Alright, so raise your hand if you have no clue what I’m talking about, or at least struggling a bit. Okay, try thinking of it this way: If you are part of something that feels like it is sweeping you off your feet, if you’re putting on a musical or having an amazing sports season or you’re on senior retreat, try writing something down that night to capture the emotion. It can just be a sentence or two, or a couple of words. Try coming back to it a week later, a year later, heck, ten years later and see how you feel. Although I haven’t really tested the whole ten years thing, I bet it’s worth it.
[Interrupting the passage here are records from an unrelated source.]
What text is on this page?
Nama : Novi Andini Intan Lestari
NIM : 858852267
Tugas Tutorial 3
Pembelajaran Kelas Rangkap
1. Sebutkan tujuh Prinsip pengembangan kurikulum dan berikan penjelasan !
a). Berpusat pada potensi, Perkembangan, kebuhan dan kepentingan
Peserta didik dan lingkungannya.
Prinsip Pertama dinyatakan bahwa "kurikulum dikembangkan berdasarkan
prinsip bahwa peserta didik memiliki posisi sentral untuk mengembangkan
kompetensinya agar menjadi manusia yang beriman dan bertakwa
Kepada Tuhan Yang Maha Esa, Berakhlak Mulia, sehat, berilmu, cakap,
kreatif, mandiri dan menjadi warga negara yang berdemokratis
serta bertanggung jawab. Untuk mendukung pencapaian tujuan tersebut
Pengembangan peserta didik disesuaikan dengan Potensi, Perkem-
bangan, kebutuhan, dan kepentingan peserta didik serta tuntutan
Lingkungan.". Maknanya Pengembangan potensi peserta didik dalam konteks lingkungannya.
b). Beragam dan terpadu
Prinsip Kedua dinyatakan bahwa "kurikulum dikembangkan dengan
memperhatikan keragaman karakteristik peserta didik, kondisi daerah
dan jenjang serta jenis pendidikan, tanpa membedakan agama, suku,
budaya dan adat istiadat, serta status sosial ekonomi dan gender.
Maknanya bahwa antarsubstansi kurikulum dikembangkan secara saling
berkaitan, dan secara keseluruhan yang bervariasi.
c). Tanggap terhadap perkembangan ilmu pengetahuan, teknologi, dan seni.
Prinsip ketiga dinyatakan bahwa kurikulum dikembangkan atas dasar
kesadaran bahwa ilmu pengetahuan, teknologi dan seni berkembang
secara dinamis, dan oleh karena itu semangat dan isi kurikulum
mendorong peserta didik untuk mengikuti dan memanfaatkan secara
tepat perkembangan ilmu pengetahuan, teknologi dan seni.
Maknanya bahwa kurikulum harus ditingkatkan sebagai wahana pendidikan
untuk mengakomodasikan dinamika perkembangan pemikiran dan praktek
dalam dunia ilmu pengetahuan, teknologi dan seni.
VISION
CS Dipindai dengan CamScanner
I’ll tell you why “Let Down” by Radiohead is my all-time favorite song now. It speaks to me about the whole process of being caught up in the moment of something special developing, occurring, passing, but then being able to retrieve it and bring forth new hope again and again. It’s beautiful.
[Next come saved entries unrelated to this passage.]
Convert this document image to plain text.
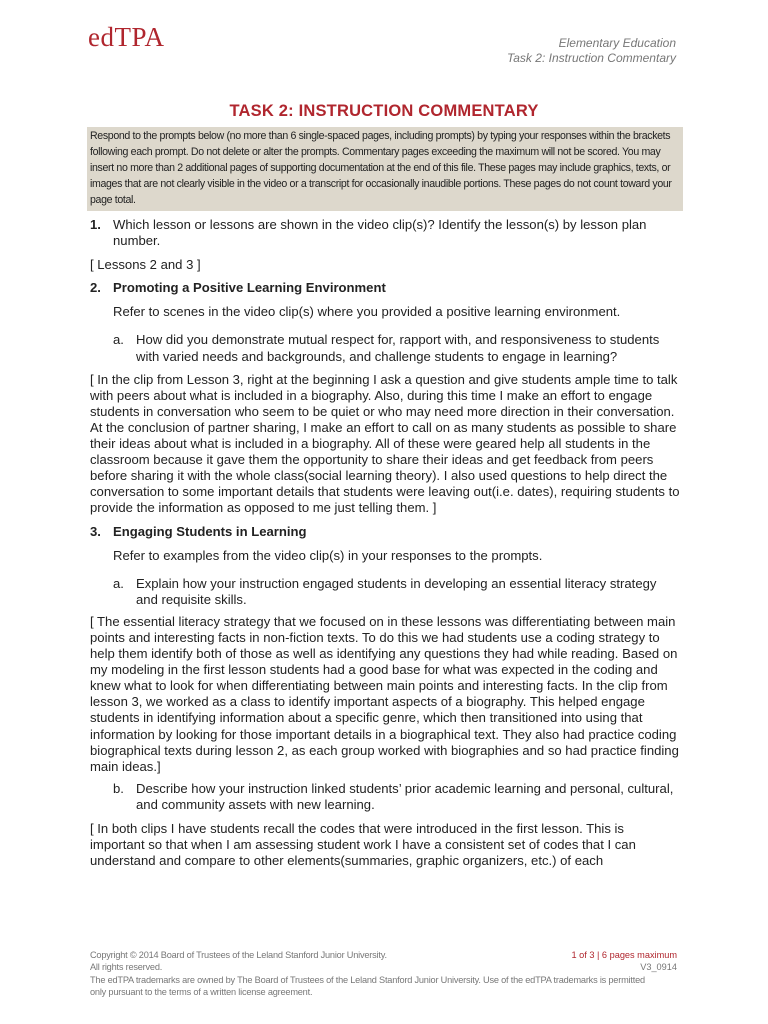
edTPA	Elementary Education
Task 2: Instruction Commentary
TASK 2: INSTRUCTION COMMENTARY
Respond to the prompts below (no more than 6 single-spaced pages, including prompts) by typing your responses within the brackets following each prompt. Do not delete or alter the prompts. Commentary pages exceeding the maximum will not be scored. You may insert no more than 2 additional pages of supporting documentation at the end of this file. These pages may include graphics, texts, or images that are not clearly visible in the video or a transcript for occasionally inaudible portions. These pages do not count toward your page total.
1. Which lesson or lessons are shown in the video clip(s)? Identify the lesson(s) by lesson plan number.

[ Lessons 2 and 3 ]

2. Promoting a Positive Learning Environment

Refer to scenes in the video clip(s) where you provided a positive learning environment.

a. How did you demonstrate mutual respect for, rapport with, and responsiveness to students with varied needs and backgrounds, and challenge students to engage in learning?

[ In the clip from Lesson 3, right at the beginning I ask a question and give students ample time to talk with peers about what is included in a biography. Also, during this time I make an effort to engage students in conversation who seem to be quiet or who may need more direction in their conversation. At the conclusion of partner sharing, I make an effort to call on as many students as possible to share their ideas about what is included in a biography. All of these were geared help all students in the classroom because it gave them the opportunity to share their ideas and get feedback from peers before sharing it with the whole class(social learning theory). I also used questions to help direct the conversation to some important details that students were leaving out(i.e. dates), requiring students to provide the information as opposed to me just telling them. ]

3. Engaging Students in Learning

Refer to examples from the video clip(s) in your responses to the prompts.

a. Explain how your instruction engaged students in developing an essential literacy strategy and requisite skills.

[ The essential literacy strategy that we focused on in these lessons was differentiating between main points and interesting facts in non-fiction texts. To do this we had students use a coding strategy to help them identify both of those as well as identifying any questions they had while reading. Based on my modeling in the first lesson students had a good base for what was expected in the coding and knew what to look for when differentiating between main points and interesting facts. In the clip from lesson 3, we worked as a class to identify important aspects of a biography. This helped engage students in identifying information about a specific genre, which then transitioned into using that information by looking for those important details in a biographical text. They also had practice coding biographical texts during lesson 2, as each group worked with biographies and so had practice finding main ideas.]

b. Describe how your instruction linked students’ prior academic learning and personal, cultural, and community assets with new learning.

[ In both clips I have students recall the codes that were introduced in the first lesson. This is important so that when I am assessing student work I have a consistent set of codes that I can understand and compare to other elements(summaries, graphic organizers, etc.) of each

Copyright © 2014 Board of Trustees of the Leland Stanford Junior University.
All rights reserved.
The edTPA trademarks are owned by The Board of Trustees of the Leland Stanford Junior University. Use of the edTPA trademarks is permitted only pursuant to the terms of a written license agreement.
1 of 3 | 6 pages maximum
V3_0914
So now, what’s next? I, along with the rest of the seniors, now face a big challenge. Our time here at Gilman is up. I still gotta write a couple more papers and take a Bio exam on Monday, but other than that, for me and the rest of the seniors, Gilman is starting to get away from us, we’re going. June 9th we’ll be out of here for good, and then there’s senior week and college (and then it will really be behind us)… I’m experiencing a strange mixture of wanting to hold onto Gilman as well as wanting to get out of here and travel to Wyoming and California, my next ventures. I’m sure a lot of you in the room feel the same way. We do have to let go, but still, we have to do justice to our amazing time here. We can’t just leave and not do anything about it.

We have to do something, something for everything we will miss about Gilman: our senior class, Ernie, the senior room or lack thereof, superfrees, Chipotle, cheering at games, Mr. Smyth’s fire safety announcements, Dr. Thornberry’s winter jogging monologues, treasure hunts, homecoming dance, sweater vest Wednesdays, let’s go O’s chants, pep rallies, cookouts, Mr. Dawson on Halloween, Writing Center videos, the senior retreat, the yearbook, spirit week, senior countdown announcements, walking to Carey Hall from the lower lots watching the sun hit the cupola, wondering if we could ever find our way up there, why’d they build it if you can never get up there? I’m gonna find a way up there.

Thank you for letting me be me, Zane, I’m a really lucky guy to have such great people around me. To all of you younger guys out there, good luck, you’re gonna do great things. Seniors, I don’t think I need to say anything else – I love you guys and I’m gonna miss you guys so much, but I’ll be seeing you around until we’re gone. The moment’s not over yet. Thanks.